Trzeciak, chief of medicine at Cooper University Health Care, and Mazzarelli gleaned data from 250 peer reviewed research studies to study the physical impacts of helping others. They then developed a seven-step prescription to follow to unearth some of these benefits.

One of those prescriptions is to start small. A way to do that, Trzeciak said, is by changing the way we interact with our surroundings. Maybe that means helping a coworker or serving the people with whom we share a household.

“It’s just on average 16 minutes per day of service to others that will give us the benefits as it relates to longevity,” he said.

Helping other people shouldn’t come at the expense of taking care of ourselves, though.

“Being self-focused and being other-focused are not two extremes on one single continuum,” Trzeciak said. “What researchers have shown is that there are actually two independent axes, meaning you can be high or low on both.”

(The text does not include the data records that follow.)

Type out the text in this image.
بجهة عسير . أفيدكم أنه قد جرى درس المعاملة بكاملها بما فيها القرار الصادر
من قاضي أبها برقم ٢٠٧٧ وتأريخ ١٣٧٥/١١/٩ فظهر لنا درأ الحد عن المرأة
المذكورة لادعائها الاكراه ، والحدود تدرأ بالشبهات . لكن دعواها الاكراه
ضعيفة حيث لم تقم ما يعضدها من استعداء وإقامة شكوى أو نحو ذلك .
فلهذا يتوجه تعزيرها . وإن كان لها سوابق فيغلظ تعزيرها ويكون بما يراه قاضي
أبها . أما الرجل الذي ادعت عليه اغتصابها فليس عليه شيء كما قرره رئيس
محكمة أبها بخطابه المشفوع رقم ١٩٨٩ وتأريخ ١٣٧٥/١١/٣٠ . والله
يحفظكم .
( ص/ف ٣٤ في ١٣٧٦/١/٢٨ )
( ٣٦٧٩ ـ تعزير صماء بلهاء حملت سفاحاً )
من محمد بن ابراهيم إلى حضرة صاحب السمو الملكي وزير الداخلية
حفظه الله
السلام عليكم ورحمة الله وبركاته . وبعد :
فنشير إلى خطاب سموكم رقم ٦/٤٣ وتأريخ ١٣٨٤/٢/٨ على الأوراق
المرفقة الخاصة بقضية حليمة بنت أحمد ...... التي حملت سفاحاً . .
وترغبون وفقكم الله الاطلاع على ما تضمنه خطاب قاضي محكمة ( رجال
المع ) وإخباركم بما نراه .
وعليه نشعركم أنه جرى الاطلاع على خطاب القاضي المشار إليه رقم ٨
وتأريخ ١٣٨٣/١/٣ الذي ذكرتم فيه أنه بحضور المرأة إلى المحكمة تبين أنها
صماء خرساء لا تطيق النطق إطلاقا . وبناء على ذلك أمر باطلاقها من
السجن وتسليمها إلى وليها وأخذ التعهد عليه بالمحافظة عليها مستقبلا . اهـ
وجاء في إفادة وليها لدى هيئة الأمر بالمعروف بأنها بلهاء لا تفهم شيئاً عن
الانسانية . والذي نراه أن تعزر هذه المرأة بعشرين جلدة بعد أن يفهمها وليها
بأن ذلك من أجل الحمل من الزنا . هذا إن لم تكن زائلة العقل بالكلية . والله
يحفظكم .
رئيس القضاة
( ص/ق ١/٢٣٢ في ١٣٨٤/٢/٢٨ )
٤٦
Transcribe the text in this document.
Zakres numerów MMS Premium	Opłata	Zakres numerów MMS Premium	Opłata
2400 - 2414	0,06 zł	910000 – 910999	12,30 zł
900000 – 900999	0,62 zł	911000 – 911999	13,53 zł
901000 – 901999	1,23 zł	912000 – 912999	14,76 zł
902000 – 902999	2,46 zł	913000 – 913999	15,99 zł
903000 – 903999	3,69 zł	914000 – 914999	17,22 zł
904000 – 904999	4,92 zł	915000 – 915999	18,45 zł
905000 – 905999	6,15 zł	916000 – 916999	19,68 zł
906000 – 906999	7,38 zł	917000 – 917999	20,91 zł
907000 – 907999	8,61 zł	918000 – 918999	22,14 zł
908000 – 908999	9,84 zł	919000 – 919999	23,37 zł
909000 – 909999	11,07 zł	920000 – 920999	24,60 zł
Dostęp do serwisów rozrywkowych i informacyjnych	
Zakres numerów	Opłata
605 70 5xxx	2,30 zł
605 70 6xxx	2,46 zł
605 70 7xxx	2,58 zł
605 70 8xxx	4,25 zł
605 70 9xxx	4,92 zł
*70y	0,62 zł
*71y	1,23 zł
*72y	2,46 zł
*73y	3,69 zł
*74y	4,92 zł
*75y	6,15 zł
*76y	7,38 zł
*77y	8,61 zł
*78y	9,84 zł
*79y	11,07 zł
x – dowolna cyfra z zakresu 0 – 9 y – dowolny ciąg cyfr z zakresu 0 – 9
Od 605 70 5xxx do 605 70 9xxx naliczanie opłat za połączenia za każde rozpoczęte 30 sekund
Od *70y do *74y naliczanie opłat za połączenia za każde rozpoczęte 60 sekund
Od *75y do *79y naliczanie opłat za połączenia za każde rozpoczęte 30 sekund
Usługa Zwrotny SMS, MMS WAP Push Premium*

Trzeciak said the most benefit is derived from being a “live to giver” — someone who actively helps other people and pays close attention to their own needs.

“Those people are high on other interest, but they can also be high on self-interest in the way that they know it’s good for them, and it makes them happy,” he said. “And that’s OK if you realize that … actually doesn’t ruin the effect.”

The research, according to Trzeciak, shows people have on average nine opportunities each day to be empathetic. Whether that’s assisting your spouse with a home project or helping a stranger load up their groceries, it all makes a difference.

But, if you’re helping for notoriety or to receive something in return, you’re not going to see gains.

Trzeciak and Mazzarelli call these types of people “live to getters” and said that offering a helping hand in hopes of getting something in return is a form of strategy that activates a different part of our brains.

“If … you’re serving somebody because it’s not only going to make you look good but maybe in order to get something in return in like some sort of reciprocity, research shows quite clearly you might as well forget it,” Trzeciak said. “It just doesn’t work.”